Namensgeber des Werkes ist dessen Hauptfigur: Timofei Pnin, ein stets tragikomischer, zum Unglück neigender Antiheld, ein ältlicher, liebenswerter und feinsinniger Collegeprofessor in den USA während der 1950er-Jahre.

Handlung[Bearbeiten | Quelltext bearbeiten]

Der Schatten des Grauhörnchens (Maar)[1] taucht in jedem Kapitel auf.
Ein wahrer Freund ist Pnins Vermieter Laurence Clements, der dem Kanonikus Van der Paele in Jan van Eycks Madonnenbildnis gleicht[2] (Ausschnitt, 1436).

Professor Pnin gilt am provinziellen College von Waindell im Staat New York, je nach Ansicht, als rührend altmodischer Gelehrter, akademisches Original, europäisches Kleinod oder als unmöglicher Kauz. In seinen kaum besuchten Kursen lehrt er Russisch und russische Literatur, seine – im Amerika des Kalten Krieges nutzlose – Muttersprache.

Sein Leben sieht Professor Pnin vorwiegend gekennzeichnet von Verlusten. Er verlor als Jugendlicher kurz hintereinander seine beiden sehr geliebten Eltern, bald darauf seine geliebte Heimat an die Bolschewiki, seine große Jugendliebe an die Mörderhände der SS im Holocaust, seine neuen Zufluchten, Prag und Paris, an die einmarschierende Wehrmacht und die Liebe seiner Frau Lisa schließlich auf dem Schiff, das ihn 1940 nach Amerika bringt, an einen anderen, smarteren Mann.
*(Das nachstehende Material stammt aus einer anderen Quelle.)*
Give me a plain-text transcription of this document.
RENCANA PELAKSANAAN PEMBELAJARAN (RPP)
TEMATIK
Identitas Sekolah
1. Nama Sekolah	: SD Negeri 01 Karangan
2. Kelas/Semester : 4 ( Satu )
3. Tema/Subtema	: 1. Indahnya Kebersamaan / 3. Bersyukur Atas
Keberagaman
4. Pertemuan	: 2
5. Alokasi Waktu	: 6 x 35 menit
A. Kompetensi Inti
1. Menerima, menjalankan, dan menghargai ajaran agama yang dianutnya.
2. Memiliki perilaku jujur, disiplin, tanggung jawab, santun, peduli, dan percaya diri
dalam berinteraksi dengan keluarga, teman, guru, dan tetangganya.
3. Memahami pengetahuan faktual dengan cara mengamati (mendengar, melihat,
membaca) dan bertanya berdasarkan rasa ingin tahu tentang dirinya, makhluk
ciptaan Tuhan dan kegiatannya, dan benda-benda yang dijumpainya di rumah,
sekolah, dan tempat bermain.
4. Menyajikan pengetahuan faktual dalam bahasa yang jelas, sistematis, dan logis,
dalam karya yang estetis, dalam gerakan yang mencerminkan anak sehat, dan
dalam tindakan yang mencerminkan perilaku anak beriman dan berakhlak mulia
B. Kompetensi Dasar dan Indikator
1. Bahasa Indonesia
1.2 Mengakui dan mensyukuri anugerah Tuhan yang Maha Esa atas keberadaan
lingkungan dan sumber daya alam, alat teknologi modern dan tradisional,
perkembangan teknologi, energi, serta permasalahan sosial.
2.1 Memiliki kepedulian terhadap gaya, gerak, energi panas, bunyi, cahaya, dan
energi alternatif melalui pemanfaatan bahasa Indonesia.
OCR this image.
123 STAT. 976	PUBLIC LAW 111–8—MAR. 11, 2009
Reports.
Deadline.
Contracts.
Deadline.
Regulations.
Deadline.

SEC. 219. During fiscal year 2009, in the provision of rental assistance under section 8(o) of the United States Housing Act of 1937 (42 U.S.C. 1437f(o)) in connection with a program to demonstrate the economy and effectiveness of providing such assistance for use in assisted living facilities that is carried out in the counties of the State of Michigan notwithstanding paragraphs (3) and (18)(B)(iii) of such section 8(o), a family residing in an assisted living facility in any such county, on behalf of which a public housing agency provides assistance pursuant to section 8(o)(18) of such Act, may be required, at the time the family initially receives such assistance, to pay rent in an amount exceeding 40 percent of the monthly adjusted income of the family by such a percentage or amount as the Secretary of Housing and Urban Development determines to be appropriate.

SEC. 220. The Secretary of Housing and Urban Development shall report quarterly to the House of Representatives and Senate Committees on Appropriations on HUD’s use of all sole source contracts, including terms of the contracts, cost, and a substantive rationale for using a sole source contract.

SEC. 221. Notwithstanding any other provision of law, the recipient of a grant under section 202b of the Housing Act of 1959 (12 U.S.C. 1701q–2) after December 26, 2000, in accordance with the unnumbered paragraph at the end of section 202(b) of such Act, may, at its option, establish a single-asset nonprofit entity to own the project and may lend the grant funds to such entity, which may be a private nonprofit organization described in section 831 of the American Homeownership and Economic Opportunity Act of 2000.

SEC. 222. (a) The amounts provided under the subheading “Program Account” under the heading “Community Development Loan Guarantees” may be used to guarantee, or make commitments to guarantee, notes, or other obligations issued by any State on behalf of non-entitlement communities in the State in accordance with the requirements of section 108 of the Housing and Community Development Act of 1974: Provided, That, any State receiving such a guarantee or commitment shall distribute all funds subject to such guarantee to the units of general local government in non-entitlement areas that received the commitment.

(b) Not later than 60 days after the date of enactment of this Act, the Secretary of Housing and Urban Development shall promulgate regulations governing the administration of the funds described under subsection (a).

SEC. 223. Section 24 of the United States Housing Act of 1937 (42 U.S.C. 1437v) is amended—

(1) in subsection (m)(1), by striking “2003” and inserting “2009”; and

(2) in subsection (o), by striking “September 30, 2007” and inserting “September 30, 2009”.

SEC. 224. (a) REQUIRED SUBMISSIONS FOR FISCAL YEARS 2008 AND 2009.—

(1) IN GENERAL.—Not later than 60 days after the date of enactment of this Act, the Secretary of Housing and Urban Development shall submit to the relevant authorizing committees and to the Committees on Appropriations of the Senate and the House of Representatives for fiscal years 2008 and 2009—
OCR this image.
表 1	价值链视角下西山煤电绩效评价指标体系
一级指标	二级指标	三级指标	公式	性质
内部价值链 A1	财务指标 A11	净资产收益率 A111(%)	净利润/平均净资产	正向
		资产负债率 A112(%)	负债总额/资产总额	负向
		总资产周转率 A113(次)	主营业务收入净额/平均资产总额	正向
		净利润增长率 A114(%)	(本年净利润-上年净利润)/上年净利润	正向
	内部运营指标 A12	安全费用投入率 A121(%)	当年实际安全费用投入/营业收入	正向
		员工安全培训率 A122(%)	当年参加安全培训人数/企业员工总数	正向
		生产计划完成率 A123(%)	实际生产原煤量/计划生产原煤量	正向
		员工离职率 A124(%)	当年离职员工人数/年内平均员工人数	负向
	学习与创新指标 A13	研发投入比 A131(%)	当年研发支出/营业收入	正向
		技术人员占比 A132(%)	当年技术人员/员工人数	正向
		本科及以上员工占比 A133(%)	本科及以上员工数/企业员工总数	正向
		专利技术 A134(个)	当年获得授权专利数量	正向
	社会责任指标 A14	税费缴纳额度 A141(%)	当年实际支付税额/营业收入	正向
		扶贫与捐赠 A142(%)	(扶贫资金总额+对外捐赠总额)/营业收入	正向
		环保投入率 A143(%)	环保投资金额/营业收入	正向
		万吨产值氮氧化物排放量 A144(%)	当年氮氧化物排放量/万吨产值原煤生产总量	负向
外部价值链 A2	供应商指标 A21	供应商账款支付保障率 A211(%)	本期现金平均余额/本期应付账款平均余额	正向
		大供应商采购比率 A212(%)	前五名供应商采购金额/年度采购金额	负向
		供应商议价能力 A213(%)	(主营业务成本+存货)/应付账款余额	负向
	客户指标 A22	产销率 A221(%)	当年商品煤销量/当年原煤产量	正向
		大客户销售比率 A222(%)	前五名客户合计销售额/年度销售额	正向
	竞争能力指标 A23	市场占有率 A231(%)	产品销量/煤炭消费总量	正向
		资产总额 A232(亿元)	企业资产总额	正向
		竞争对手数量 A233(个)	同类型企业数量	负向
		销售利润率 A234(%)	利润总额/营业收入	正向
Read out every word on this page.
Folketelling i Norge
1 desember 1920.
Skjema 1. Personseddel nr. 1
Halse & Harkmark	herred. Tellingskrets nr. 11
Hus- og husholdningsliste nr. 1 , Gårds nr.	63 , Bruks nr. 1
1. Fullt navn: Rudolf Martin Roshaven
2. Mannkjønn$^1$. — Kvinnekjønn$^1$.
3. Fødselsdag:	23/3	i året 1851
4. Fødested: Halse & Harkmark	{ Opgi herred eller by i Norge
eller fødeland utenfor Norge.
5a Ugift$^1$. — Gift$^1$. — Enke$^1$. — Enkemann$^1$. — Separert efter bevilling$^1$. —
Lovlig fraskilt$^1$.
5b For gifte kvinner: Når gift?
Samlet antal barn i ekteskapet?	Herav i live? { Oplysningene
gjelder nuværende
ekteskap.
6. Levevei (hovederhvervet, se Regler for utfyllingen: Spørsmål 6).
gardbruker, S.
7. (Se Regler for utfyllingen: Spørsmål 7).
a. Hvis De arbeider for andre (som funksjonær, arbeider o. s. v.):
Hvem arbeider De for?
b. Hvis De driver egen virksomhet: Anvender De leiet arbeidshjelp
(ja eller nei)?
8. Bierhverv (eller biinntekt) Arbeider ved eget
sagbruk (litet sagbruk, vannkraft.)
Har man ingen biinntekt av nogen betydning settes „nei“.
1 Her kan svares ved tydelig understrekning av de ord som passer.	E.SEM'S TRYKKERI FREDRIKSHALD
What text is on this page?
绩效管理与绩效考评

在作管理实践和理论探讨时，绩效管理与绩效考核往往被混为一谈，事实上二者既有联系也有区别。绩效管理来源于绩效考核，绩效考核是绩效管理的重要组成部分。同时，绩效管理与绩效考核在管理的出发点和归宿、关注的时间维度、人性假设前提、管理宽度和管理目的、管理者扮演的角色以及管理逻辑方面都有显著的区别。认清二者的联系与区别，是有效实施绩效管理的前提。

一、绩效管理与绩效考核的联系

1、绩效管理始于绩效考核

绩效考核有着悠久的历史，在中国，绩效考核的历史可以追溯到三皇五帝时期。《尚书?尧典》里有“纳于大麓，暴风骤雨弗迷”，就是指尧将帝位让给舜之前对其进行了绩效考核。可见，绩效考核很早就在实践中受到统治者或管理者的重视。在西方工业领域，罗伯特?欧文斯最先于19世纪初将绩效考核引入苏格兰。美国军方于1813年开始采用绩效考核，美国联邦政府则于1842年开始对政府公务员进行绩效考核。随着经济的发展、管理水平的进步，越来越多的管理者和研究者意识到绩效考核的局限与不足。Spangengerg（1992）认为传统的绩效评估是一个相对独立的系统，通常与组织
Professor Pnin ist ein Verlierer und ein Verlorener, in vielfältiger Art entwurzelt und bleibt in Amerika stets ein Fremdkörper, auch wenn er nach vielen Jahren mit nur einem Nansen-Pass die neue Staatsbürgerschaft stolz und freudig annimmt. Mit der amerikanischen Kultur, oder, wie er es begreift, dem gänzlichen Fehlen von Kultur, kommt er nur mühsam zurecht. Er erlernt die englische Sprache nur schwer und spricht sie so gebrochen, dass er auch nach Jahren für die Formulierung seiner Vorlesungen und Vorträge die Hilfe eines Assistenten benötigt. Nach mehr als einer Dekade ist es ihm noch immer nicht gelungen, sich in Amerika ein Zuhause zu schaffen, auch nicht in Waindell, weil er sich offenbar in der neuen Welt nicht zuhause fühlt. So wird Waindell zu Beginn des Buches als „universitärer Unterschlupf“ bezeichnet.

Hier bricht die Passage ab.